When asked why it was important to support Prop D over Prop C, Sheehy replied, "Child care is something to address but housing and homelessness is a crisis."

Other tax propositions include Proposition G, a parcel tax to fund the San Francisco Unified School District. The $298 per parcel tax increase could be used to increase teacher salaries, staffing, technological advances, and fund charter schools.

Supervisor Hillary Ronen is a strong proponent of the measure, saying, "It's time for a living wage for educators and Prop G will get us closer to that goal."

Other supporters include Supervisors Kim, Breed, and former state senator and mayoral candidate Mark Leno.


Supervisor and mayoral candidate Jane Kim worked to get Prop C on the ballot. Photo: Kelly Sullivan  

Tasers
A public safety measure is on the ballot - Proposition H, a policy for the use of Tasers by San Francisco Police Department officers. Although the San Francisco Police Commission approved the department's use of Tasers last November - and the department is supposed to have them by the end of the year - it did not adopt a policy for their use until last month, after the ballot measure was submitted.

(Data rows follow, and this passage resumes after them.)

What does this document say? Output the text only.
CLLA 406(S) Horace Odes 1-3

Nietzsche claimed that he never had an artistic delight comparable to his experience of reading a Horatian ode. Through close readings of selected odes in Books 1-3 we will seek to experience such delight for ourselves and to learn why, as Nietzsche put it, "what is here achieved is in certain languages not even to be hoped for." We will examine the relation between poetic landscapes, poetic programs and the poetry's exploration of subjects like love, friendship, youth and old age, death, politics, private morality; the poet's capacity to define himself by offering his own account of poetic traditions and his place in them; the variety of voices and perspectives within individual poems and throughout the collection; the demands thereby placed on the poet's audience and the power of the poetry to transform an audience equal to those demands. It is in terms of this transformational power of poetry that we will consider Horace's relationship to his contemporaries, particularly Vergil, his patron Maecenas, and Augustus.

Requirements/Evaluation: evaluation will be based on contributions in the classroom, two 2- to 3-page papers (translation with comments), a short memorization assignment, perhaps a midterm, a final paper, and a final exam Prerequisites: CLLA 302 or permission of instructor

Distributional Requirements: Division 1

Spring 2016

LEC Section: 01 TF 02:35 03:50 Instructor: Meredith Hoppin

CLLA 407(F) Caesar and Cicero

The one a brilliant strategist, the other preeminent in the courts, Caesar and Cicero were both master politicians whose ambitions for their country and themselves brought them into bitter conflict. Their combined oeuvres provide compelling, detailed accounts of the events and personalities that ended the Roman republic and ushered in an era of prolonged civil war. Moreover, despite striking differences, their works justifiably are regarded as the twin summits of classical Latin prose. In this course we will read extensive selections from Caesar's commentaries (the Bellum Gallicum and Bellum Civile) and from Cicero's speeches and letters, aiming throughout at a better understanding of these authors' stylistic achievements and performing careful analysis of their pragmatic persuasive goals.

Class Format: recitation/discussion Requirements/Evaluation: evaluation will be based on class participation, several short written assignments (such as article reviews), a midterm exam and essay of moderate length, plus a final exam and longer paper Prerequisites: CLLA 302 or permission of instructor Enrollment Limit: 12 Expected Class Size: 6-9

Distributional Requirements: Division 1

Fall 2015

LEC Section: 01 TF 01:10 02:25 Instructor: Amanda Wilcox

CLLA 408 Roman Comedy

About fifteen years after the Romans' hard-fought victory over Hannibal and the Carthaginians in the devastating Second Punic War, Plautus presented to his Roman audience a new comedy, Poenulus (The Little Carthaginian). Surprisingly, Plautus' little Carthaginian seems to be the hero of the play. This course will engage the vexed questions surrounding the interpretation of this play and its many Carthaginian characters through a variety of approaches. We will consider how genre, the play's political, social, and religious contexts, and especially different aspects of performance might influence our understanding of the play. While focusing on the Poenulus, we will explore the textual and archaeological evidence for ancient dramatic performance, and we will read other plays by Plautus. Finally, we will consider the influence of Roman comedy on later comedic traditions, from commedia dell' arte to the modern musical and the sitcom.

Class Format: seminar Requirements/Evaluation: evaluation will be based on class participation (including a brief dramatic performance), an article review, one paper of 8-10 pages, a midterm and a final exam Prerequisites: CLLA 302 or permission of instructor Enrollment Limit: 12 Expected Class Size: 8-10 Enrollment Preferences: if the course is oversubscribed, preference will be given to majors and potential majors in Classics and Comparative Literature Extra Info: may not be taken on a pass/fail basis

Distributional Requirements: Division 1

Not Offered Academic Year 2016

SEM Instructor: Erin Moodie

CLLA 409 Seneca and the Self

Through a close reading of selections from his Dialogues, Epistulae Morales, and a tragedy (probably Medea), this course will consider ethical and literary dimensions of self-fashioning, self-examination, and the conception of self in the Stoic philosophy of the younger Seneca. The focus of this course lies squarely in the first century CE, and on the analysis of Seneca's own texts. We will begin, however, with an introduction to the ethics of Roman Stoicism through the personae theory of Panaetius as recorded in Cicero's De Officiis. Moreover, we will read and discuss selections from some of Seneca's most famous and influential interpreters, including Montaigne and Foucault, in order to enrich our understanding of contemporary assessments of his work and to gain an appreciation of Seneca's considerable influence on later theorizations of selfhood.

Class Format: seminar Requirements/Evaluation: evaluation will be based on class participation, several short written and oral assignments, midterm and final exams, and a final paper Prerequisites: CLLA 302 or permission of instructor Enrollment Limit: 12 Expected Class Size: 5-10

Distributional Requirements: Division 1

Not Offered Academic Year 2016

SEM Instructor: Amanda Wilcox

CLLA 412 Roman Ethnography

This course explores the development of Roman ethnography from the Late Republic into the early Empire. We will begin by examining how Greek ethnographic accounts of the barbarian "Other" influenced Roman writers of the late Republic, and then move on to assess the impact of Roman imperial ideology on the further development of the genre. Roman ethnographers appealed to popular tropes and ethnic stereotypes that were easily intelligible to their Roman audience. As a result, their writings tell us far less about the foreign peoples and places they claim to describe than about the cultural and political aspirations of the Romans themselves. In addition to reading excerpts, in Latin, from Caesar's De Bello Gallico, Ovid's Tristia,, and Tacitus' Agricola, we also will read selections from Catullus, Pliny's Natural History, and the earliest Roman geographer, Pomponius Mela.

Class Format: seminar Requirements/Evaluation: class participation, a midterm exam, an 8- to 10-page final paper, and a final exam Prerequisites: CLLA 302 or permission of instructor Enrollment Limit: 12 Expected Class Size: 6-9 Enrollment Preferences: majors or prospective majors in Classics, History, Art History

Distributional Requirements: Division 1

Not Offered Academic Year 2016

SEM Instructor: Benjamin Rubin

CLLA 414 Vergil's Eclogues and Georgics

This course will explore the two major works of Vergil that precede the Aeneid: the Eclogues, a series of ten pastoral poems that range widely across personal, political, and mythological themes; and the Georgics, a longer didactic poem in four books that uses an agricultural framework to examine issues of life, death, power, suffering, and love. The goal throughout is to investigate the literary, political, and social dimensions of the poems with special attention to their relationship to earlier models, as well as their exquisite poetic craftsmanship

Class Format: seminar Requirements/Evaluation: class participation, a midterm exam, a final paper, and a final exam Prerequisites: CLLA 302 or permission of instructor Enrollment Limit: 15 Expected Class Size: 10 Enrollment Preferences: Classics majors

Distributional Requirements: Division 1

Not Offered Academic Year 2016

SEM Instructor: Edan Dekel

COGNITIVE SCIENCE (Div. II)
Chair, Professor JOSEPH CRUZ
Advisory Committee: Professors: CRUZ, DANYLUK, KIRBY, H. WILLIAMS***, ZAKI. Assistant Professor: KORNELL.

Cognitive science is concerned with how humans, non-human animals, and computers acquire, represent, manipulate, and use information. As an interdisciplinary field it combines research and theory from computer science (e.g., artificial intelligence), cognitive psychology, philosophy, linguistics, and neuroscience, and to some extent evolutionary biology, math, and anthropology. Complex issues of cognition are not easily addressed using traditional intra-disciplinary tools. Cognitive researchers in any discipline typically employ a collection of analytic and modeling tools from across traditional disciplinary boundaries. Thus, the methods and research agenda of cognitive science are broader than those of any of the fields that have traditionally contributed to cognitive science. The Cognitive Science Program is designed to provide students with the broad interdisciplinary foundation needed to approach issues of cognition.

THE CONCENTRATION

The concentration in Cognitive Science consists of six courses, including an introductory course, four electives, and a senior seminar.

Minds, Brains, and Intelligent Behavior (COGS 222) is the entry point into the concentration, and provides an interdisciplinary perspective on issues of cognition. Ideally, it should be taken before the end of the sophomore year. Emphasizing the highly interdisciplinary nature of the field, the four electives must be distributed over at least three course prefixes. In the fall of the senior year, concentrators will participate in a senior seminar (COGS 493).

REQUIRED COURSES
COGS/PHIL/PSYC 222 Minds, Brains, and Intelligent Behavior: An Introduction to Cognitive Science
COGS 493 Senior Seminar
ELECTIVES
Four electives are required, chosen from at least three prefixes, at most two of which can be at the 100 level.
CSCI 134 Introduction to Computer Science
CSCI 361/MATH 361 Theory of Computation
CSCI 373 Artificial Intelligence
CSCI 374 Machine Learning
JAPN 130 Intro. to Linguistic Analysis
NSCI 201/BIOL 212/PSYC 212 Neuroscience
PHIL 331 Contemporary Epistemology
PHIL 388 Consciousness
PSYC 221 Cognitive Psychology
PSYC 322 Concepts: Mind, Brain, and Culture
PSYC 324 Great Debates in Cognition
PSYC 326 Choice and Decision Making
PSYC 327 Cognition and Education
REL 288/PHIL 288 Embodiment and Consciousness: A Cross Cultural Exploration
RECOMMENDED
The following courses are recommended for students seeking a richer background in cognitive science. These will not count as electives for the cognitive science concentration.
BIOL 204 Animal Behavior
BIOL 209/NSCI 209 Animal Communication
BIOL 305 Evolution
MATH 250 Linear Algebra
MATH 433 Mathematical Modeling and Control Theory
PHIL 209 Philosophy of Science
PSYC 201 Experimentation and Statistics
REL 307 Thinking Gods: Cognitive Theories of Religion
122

Prop H was developed by the San Francisco Police Officers Association, and has been criticized by Police Chief William Scott. In a letter to the Department of Elections, Scott called the measure "the antithesis of the spirit" of the reforms recommended by the United States Department of Justice after its investigation of the SFPD following several controversial killings by the police.

Scott also criticized how Prop H undermines the commission's control to make amendments or other changes. If passed, any changes to Prop H would need to be approved by voters or by an ordinance adopted by four-fifths vote of the Board of Supervisors.

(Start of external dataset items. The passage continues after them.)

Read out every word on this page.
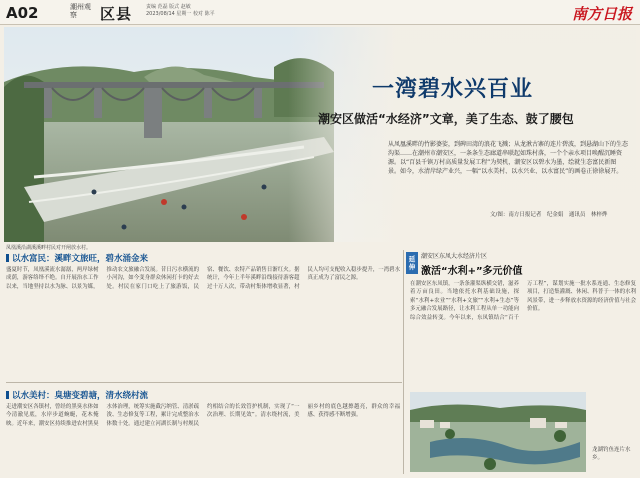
A02	潮州观察	区县	责编 范磊 版式 赵敏
2023/08/14 星期一 校对 陈平	南方日报
凤凰溪沿湖溪溪畔村民对开闸放水村。
一湾碧水兴百业
潮安区做活“水经济”文章，美了生态、鼓了腰包
从凤凰溪畔的竹影婆娑，到碑田湾的浪花飞溅；从龙湫古寨的连片碧波，到悬湖山下的生态沟渠……在潮州市潮安区，一条条生态廊道串联起如珠村落，一个个亲水项目唤醒沉睡资源。以“百县千镇万村高质量发展工程”为契机，潮安区以碧水为墨，绘就生态富民新图景。如今，水清岸绿产业兴，一幅“以水美村、以水兴业、以水富民”的画卷正徐徐展开。
文/图：南方日报记者　纪金娟　通讯员　林梓烨
以水富民：溪畔文旅旺，碧水涌金来
盛夏时节，凤凰溪流水潺潺，两岸绿树成荫，游客络绎不绝。自开展治水工作以来，当地坚持以水为脉、以景为媒，推动农文旅融合发展。昔日污水横流的小河沟，如今变身群众休闲打卡的好去处。村民在家门口吃上了旅游饭，民宿、餐饮、农特产品销售日渐红火。据统计，今年上半年溪畔沿线接待游客超过十万人次，带动村集体增收显著，村民人均可支配收入稳步提升，一湾碧水真正成为了富民之源。
以水美村：臭塘变碧塘，清水绕村流
走进潮安区各镇村，曾经的黑臭水体如今清澈见底，水岸步道蜿蜒，花木掩映。近年来，潮安区持续推进农村黑臭水体治理，统筹实施截污纳管、清淤疏浚、生态修复等工程，累计完成整治水体数十处。通过建立河湖长制与村规民约相结合的长效管护机制，实现了“一次治理、长期见效”。清水绕村流，美丽乡村的底色越擦越亮，群众的幸福感、获得感不断增强。
延伸
潮安区东凤大水经济片区
激活“水利+”多元价值
在潮安区东凤镇，一条条灌渠纵横交错，滋养着万亩良田。当地依托水利基础设施，探索“水利+农业”“水利+文旅”“水利+生态”等多元融合发展路径，让水利工程从单一功能向综合效益转变。今年以来，东凤镇结合“百千万工程”，谋划实施一批水系连通、生态修复项目，打造集灌溉、休闲、科普于一体的水利风景带，进一步释放水资源的经济价值与社会价值。
龙湖钓鱼连片水乡。
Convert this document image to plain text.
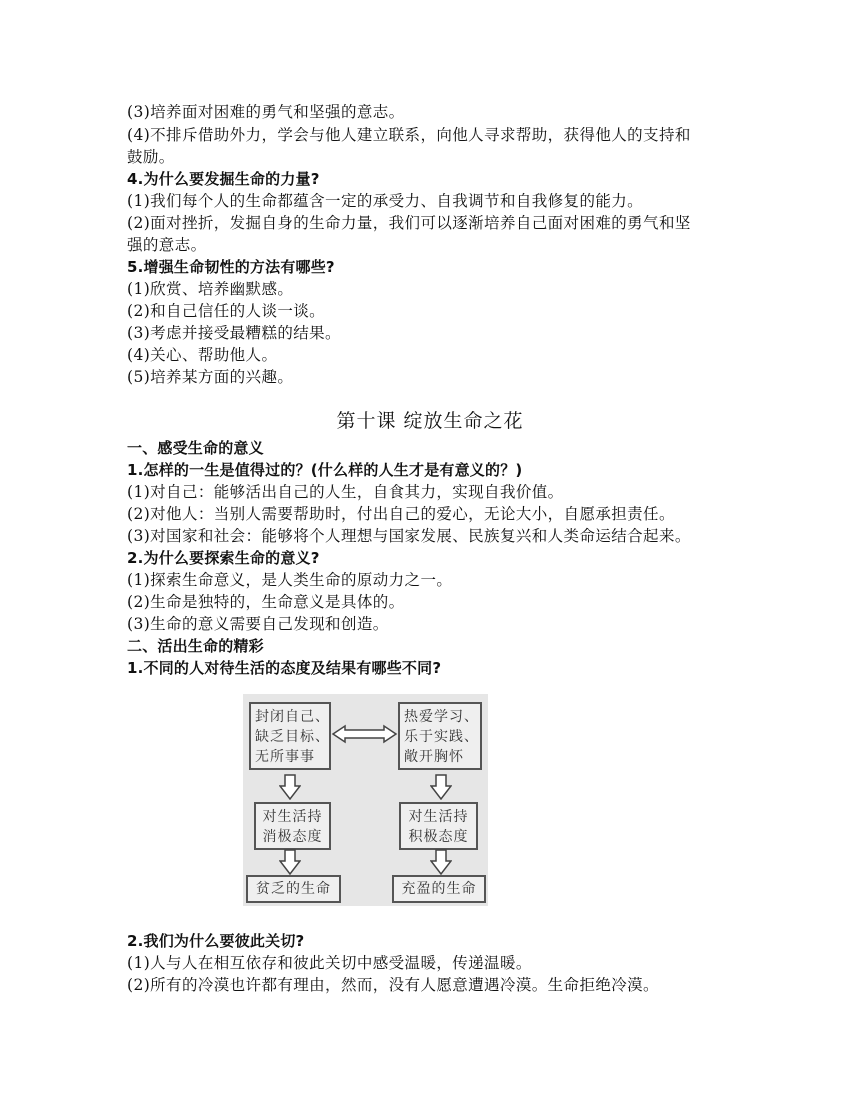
(3)培养面对困难的勇气和坚强的意志。
(4)不排斥借助外力，学会与他人建立联系，向他人寻求帮助，获得他人的支持和
鼓励。
4.为什么要发掘生命的力量?
(1)我们每个人的生命都蕴含一定的承受力、自我调节和自我修复的能力。
(2)面对挫折，发掘自身的生命力量，我们可以逐渐培养自己面对困难的勇气和坚
强的意志。
5.增强生命韧性的方法有哪些?
(1)欣赏、培养幽默感。
(2)和自己信任的人谈一谈。
(3)考虑并接受最糟糕的结果。
(4)关心、帮助他人。
(5)培养某方面的兴趣。
第十课 绽放生命之花
一、感受生命的意义
1.怎样的一生是值得过的？(什么样的人生才是有意义的？)
(1)对自己：能够活出自己的人生，自食其力，实现自我价值。
(2)对他人：当别人需要帮助时，付出自己的爱心，无论大小，自愿承担责任。
(3)对国家和社会：能够将个人理想与国家发展、民族复兴和人类命运结合起来。
2.为什么要探索生命的意义?
(1)探索生命意义，是人类生命的原动力之一。
(2)生命是独特的，生命意义是具体的。
(3)生命的意义需要自己发现和创造。
二、活出生命的精彩
1.不同的人对待生活的态度及结果有哪些不同?
封闭自己、
缺乏目标、
无所事事
热爱学习、
乐于实践、
敞开胸怀
对生活持
消极态度
对生活持
积极态度
贫乏的生命	充盈的生命
2.我们为什么要彼此关切?
(1)人与人在相互依存和彼此关切中感受温暖，传递温暖。
(2)所有的冷漠也许都有理由，然而，没有人愿意遭遇冷漠。生命拒绝冷漠。
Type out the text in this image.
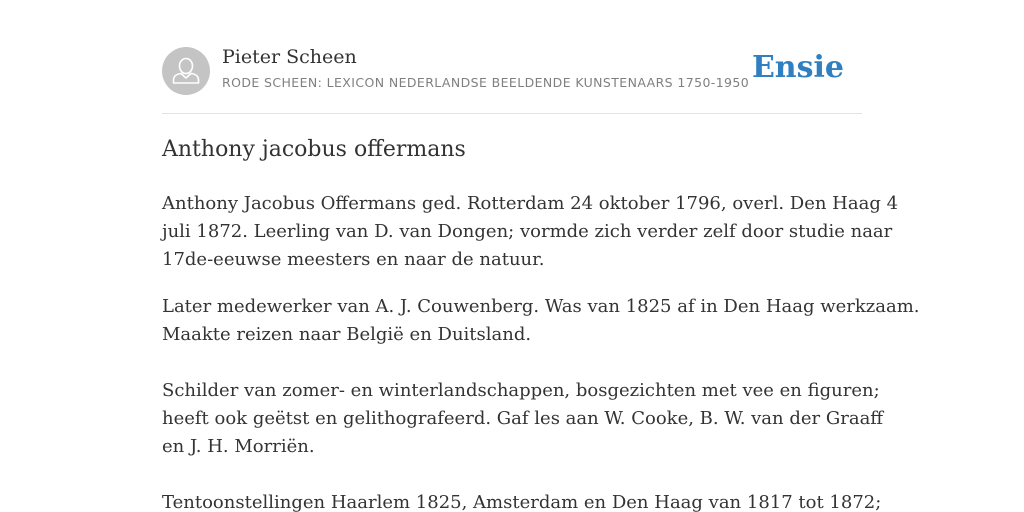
Pieter Scheen
RODE SCHEEN: LEXICON NEDERLANDSE BEELDENDE KUNSTENAARS 1750-1950 Ensie
Anthony jacobus offermans

Anthony Jacobus Offermans ged. Rotterdam 24 oktober 1796, overl. Den Haag 4
juli 1872. Leerling van D. van Dongen; vormde zich verder zelf door studie naar
17de-eeuwse meesters en naar de natuur.

Later medewerker van A. J. Couwenberg. Was van 1825 af in Den Haag werkzaam.
Maakte reizen naar België en Duitsland.
Schilder van zomer- en winterlandschappen, bosgezichten met vee en figuren;
heeft ook geëtst en gelithografeerd. Gaf les aan W. Cooke, B. W. van der Graaff
en J. H. Morriën.
Tentoonstellingen Haarlem 1825, Amsterdam en Den Haag van 1817 tot 1872;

Breed said she does not support Prop H in an editorial board meeting with the B.A.R.

"I don't support H, but I do support Tasers," she said. "What I am taking issue with is bringing a policy matter that may need changes to the ballot box."

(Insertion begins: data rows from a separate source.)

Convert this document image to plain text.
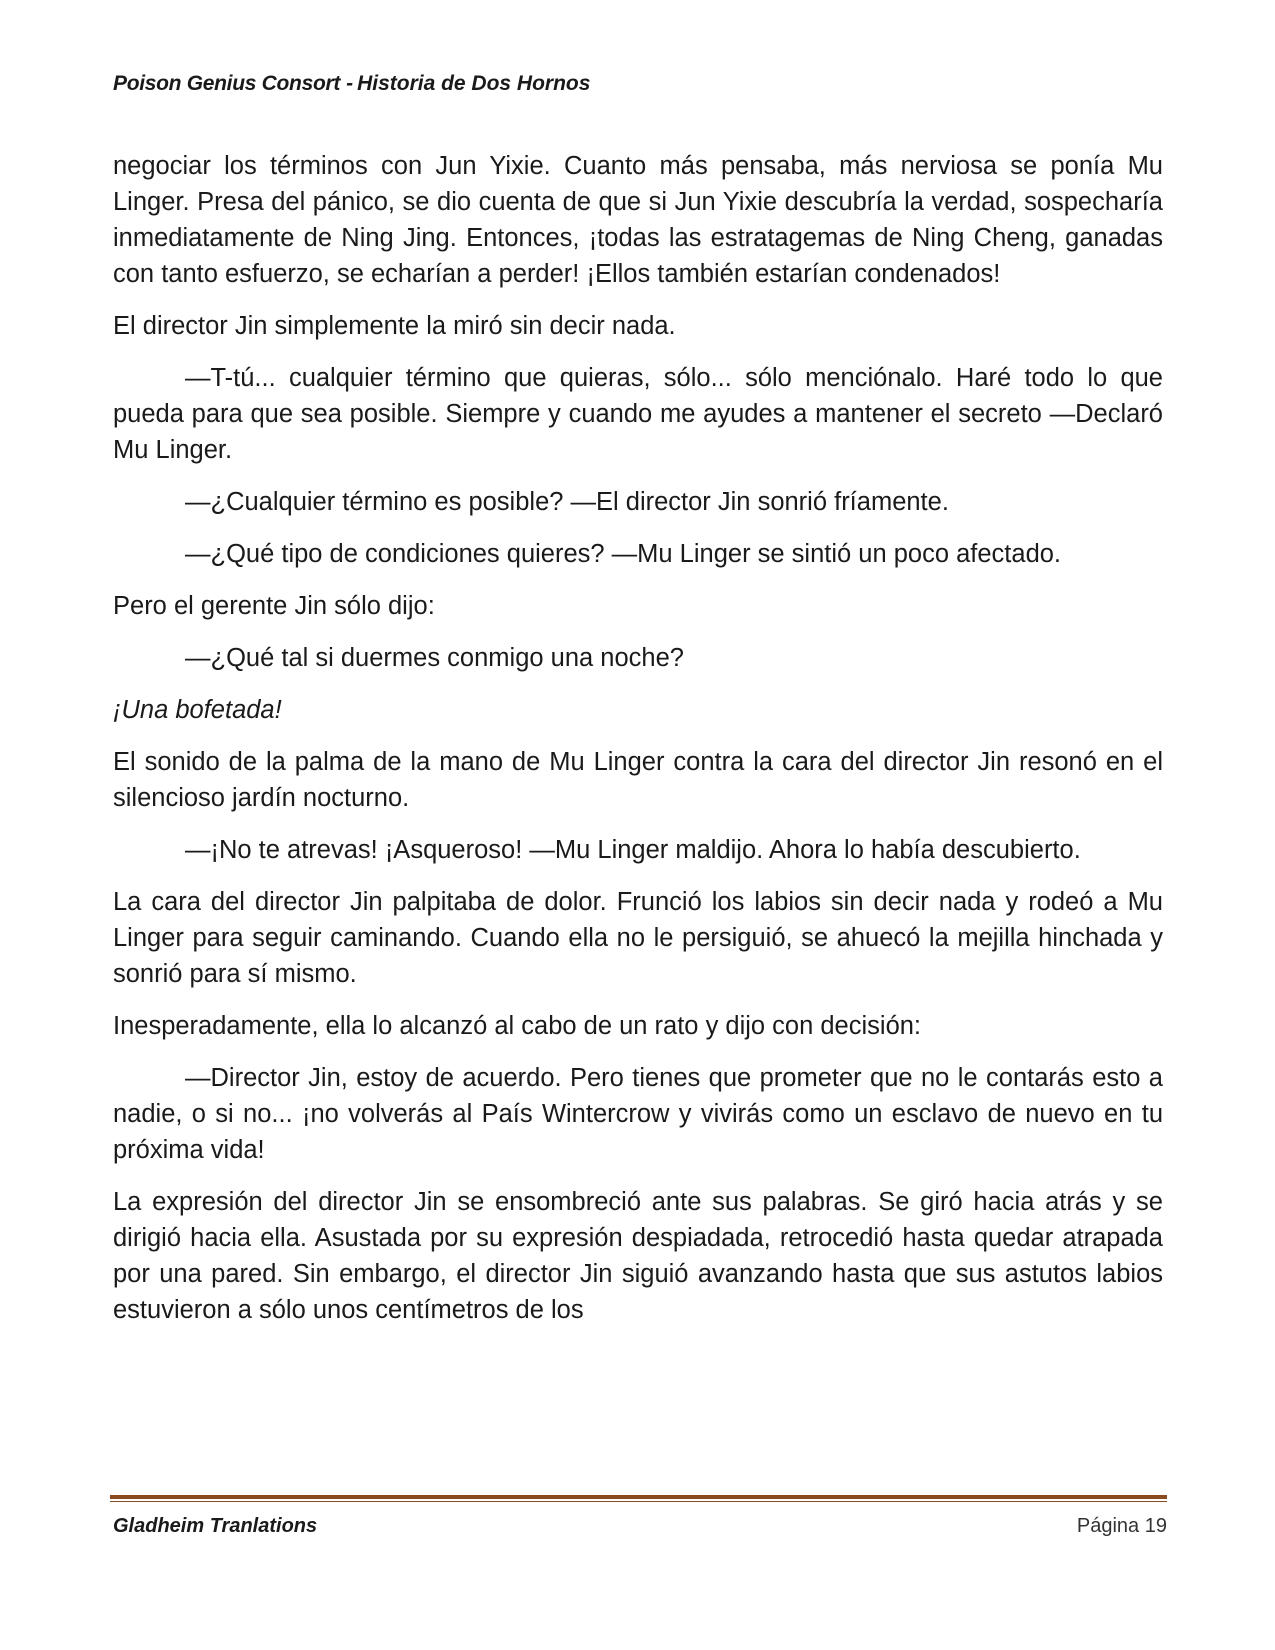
Poison Genius Consort - Historia de Dos Hornos

negociar los términos con Jun Yixie. Cuanto más pensaba, más nerviosa se ponía Mu Linger. Presa del pánico, se dio cuenta de que si Jun Yixie descubría la verdad, sospecharía inmediatamente de Ning Jing. Entonces, ¡todas las estratagemas de Ning Cheng, ganadas con tanto esfuerzo, se echarían a perder! ¡Ellos también estarían condenados!

El director Jin simplemente la miró sin decir nada.

—T-tú... cualquier término que quieras, sólo... sólo menciónalo. Haré todo lo que pueda para que sea posible. Siempre y cuando me ayudes a mantener el secreto —Declaró Mu Linger.

—¿Cualquier término es posible? —El director Jin sonrió fríamente.

—¿Qué tipo de condiciones quieres? —Mu Linger se sintió un poco afectado.

Pero el gerente Jin sólo dijo:

—¿Qué tal si duermes conmigo una noche?

¡Una bofetada!

El sonido de la palma de la mano de Mu Linger contra la cara del director Jin resonó en el silencioso jardín nocturno.

—¡No te atrevas! ¡Asqueroso! —Mu Linger maldijo. Ahora lo había descubierto.

La cara del director Jin palpitaba de dolor. Frunció los labios sin decir nada y rodeó a Mu Linger para seguir caminando. Cuando ella no le persiguió, se ahuecó la mejilla hinchada y sonrió para sí mismo.

Inesperadamente, ella lo alcanzó al cabo de un rato y dijo con decisión:

—Director Jin, estoy de acuerdo. Pero tienes que prometer que no le contarás esto a nadie, o si no... ¡no volverás al País Wintercrow y vivirás como un esclavo de nuevo en tu próxima vida!

La expresión del director Jin se ensombreció ante sus palabras. Se giró hacia atrás y se dirigió hacia ella. Asustada por su expresión despiadada, retrocedió hasta quedar atrapada por una pared. Sin embargo, el director Jin siguió avanzando hasta que sus astutos labios estuvieron a sólo unos centímetros de los

Gladheim Tranlations	Página 19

Other opponents include Brothers Against Guns, Cohen, and Leno, who said he agrees with Scott. "It usurps the power and purpose of the power of our police commission. That's not how we should be making decisions at the ballot," said Leno.

Farrell formerly supported the measure, but has since pulled the plug on his endorsement saying, "I have always said that I would support a [Taser] policy that works best for the community and for our officers, and the plan approved by the Police Commission does exactly that."


Prop E would prohibit retailers from selling flavored tobacco products. Photo: Wikipedia  

Tobacco
A new fight against tobacco is Proposition E, a referendum put on the ballot by tobacco companies after legislation by Cohen was approved that bans the sale of flavored tobacco products, including menthol cigarettes and flavored e-cigarettes.

A yes vote on Prop E would uphold local law while a no on Prop E would rescind it.

Cohen said the purpose of her legislation is to "restrict sales to reduce consumption." She said big tobacco companies intentionally target vulnerable communities who are more susceptible to addiction, particularly youth, LGBTs, and African-Americans.

"They intentionally mask tobacco products as gum and candy to foster a lifelong addiction," she said.

Opponents include R.J. Reynolds Tobacco Company, the owner of the popular menthol cigarette brand Newport. It claims the ban is harmful to small business owners who sell tobacco products and calls it prohibition.

The company has spent more than $700,000 to repeal the ban, efforts led by a group called Let's Be Real San Francisco, which is backed by the Arab American Grocers Association and the American Vaping Association.

"We support San Francisco's long-standing spirit of not restricting choices or telling responsible adults what they can and cannot do," said Let's Be Real San Francisco in a news release.

Miriam Zouzounis, a board member with the Arab American Grocers Association and a member of the San Francisco Small Business Commission, called the ban "draconian," and said it would "gut small business" and "create an underground economy for these products" that would increase sales to minors.

Cohen said the argument that the ban harms small businesses is "ridiculous."